Training Requirements

Image classification uses Convolutional Neural Network (CNN) classifiers. A CNN classifier usually produces more accurate results than other types of classifier, but can require a significant amount of time to train.

The time required to train a classifier is proportional to the number of training iterations. Increasing the number of iterations can result in better accuracy, but each additional iteration that you add has a smaller effect. Running too many iterations may result in overfitting, meaning the classifier becomes so well adapted to the training data that it performs less well when classifying unknown images.

For classifiers that have four or five dissimilar classes with around 100 training images per class, approximately 500 iterations produces reasonable results. This number of iterations requires approximately three hours to complete on a CPU, or five minutes on a GPU. Micro Focus recommends a larger number of iterations for classifiers that contain many similar classes. For extremely complex classifiers that have hundreds of classes, you might run 200,000 training iterations. Be aware that running this number of iterations on a CPU is likely to take weeks.

You must choose the number of iterations to run before you begin training your classifier.

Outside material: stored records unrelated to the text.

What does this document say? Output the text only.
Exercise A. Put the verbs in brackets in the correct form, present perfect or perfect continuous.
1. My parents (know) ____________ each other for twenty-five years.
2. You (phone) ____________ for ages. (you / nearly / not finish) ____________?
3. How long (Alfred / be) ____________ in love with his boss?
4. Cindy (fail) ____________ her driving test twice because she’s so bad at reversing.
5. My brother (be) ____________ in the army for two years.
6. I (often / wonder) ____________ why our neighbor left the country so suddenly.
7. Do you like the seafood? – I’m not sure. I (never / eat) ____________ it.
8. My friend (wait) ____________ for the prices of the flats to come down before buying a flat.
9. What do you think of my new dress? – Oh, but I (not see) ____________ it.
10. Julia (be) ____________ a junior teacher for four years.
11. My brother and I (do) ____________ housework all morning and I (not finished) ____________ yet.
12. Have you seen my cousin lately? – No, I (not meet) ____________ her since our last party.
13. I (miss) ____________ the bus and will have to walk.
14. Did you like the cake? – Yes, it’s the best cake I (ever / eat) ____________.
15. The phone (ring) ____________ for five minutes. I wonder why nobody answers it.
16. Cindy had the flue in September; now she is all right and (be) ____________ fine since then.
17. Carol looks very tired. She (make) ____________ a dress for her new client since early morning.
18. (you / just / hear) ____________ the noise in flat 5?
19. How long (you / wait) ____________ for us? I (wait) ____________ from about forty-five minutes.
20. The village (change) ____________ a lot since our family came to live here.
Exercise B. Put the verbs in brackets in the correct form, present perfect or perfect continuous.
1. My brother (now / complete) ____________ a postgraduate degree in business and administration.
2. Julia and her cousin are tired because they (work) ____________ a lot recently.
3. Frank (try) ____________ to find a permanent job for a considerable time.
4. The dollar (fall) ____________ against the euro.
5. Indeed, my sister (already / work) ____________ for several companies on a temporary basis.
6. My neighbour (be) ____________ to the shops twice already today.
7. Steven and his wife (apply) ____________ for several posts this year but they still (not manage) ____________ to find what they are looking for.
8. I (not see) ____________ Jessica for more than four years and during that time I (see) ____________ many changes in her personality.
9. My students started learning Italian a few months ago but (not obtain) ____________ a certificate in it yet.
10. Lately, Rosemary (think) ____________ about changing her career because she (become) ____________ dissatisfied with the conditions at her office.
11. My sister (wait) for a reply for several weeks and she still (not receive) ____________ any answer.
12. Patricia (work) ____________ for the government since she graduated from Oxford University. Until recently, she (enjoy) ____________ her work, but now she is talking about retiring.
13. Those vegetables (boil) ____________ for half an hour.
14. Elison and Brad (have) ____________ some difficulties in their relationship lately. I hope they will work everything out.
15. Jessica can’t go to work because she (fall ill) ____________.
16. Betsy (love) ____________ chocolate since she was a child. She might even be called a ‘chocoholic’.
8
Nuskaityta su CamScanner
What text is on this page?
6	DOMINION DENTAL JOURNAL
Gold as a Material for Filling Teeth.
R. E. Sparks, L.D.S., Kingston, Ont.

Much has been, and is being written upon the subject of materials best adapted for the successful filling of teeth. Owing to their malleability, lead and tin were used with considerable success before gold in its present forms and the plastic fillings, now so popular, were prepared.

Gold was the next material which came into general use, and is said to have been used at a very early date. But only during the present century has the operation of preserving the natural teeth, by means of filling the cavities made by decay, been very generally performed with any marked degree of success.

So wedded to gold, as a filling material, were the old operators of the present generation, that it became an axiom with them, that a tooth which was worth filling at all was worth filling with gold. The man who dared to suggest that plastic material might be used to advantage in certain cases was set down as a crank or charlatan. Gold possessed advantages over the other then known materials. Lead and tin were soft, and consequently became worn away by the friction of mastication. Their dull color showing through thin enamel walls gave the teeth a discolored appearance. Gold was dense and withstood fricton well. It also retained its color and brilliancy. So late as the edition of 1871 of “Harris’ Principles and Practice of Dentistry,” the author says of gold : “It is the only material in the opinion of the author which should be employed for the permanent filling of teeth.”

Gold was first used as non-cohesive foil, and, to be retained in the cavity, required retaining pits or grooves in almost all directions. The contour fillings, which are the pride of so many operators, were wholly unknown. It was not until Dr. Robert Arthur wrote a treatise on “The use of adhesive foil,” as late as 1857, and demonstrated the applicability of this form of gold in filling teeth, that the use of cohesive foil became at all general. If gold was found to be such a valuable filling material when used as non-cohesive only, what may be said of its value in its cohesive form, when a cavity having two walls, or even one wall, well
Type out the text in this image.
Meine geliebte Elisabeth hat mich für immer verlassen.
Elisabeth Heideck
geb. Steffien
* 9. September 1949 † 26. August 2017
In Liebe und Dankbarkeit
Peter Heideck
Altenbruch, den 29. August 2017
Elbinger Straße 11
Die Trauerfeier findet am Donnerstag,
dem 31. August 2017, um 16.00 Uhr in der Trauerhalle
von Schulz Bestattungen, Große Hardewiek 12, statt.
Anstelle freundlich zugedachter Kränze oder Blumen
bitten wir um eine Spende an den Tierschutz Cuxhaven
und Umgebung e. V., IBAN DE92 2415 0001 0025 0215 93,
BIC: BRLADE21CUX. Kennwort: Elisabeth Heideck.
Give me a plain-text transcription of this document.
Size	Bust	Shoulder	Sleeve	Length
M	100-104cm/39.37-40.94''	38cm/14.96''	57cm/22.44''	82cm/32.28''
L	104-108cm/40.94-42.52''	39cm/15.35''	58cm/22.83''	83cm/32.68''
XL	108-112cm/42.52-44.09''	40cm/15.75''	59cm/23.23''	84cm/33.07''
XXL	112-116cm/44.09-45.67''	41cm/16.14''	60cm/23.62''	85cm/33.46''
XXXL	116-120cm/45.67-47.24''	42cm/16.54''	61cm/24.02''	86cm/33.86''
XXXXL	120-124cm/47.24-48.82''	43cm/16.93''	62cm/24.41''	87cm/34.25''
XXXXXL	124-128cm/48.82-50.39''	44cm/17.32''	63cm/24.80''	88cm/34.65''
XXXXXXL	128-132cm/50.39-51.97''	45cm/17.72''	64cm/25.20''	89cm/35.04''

Changing the number of iterations invalidates the training and Media Server must begin training again from the beginning.

Media Server can help you find the optimum number of iterations, by setting aside some of your training images for evaluation purposes. For example, you could use 80% of your training images for training the classifier and 20% for evaluating its performance. Media Server only sets aside training images when you enable snapshots. A snapshot captures the state of a classifier after a certain number of iterations. For example, you can choose to run 1000 iterations and take snapshots of your classifier after every 250 iterations. You can then test the performance of the classifier (using the reserved images) at each snapshot. The snapshot that represents the greatest number of iterations usually performs best; if you see a reduction in performance this indicates overfitting.

When you run classification, the classifier outputs a confidence score for each class. These scores can be compared across classifiers, and you can set a threshold to discard results below a specified confidence level or below a certain rank.

The performance of classification is generally better if:

  • the classifier contains only a few classes (but it must contain at least two classes).
  • the classes are dissimilar. For example, when training a 'field' class and a 'beach' class, the presence of clouds in the sky in both sets of training images might cause confusion between the classes.
  • the classes are trained with many images. Usually around 100 images are sufficient to train a class. If the images in a class are very similar, fewer images might be sufficient.
  • the training images are representative of the variation typically found within the class. For example, to train a "dog" class, use images of dogs of different sizes, breeds, colors, and from different viewpoints.
  • the training images contain little background or clutter around the object in the image.
  • the longest dimension (width or height) of the training image is at least 500 pixels - smaller images might result in reduced accuracy.

    TIP: High-resolution images where the object covers a small proportion of the image make poor training images. If you have a large image showing the object and it can be cropped such that its longest dimension still exceeds 500 pixels, Micro Focus recommends cropping the image. If you crop an image, leave a gap around the object of at least 16 pixels.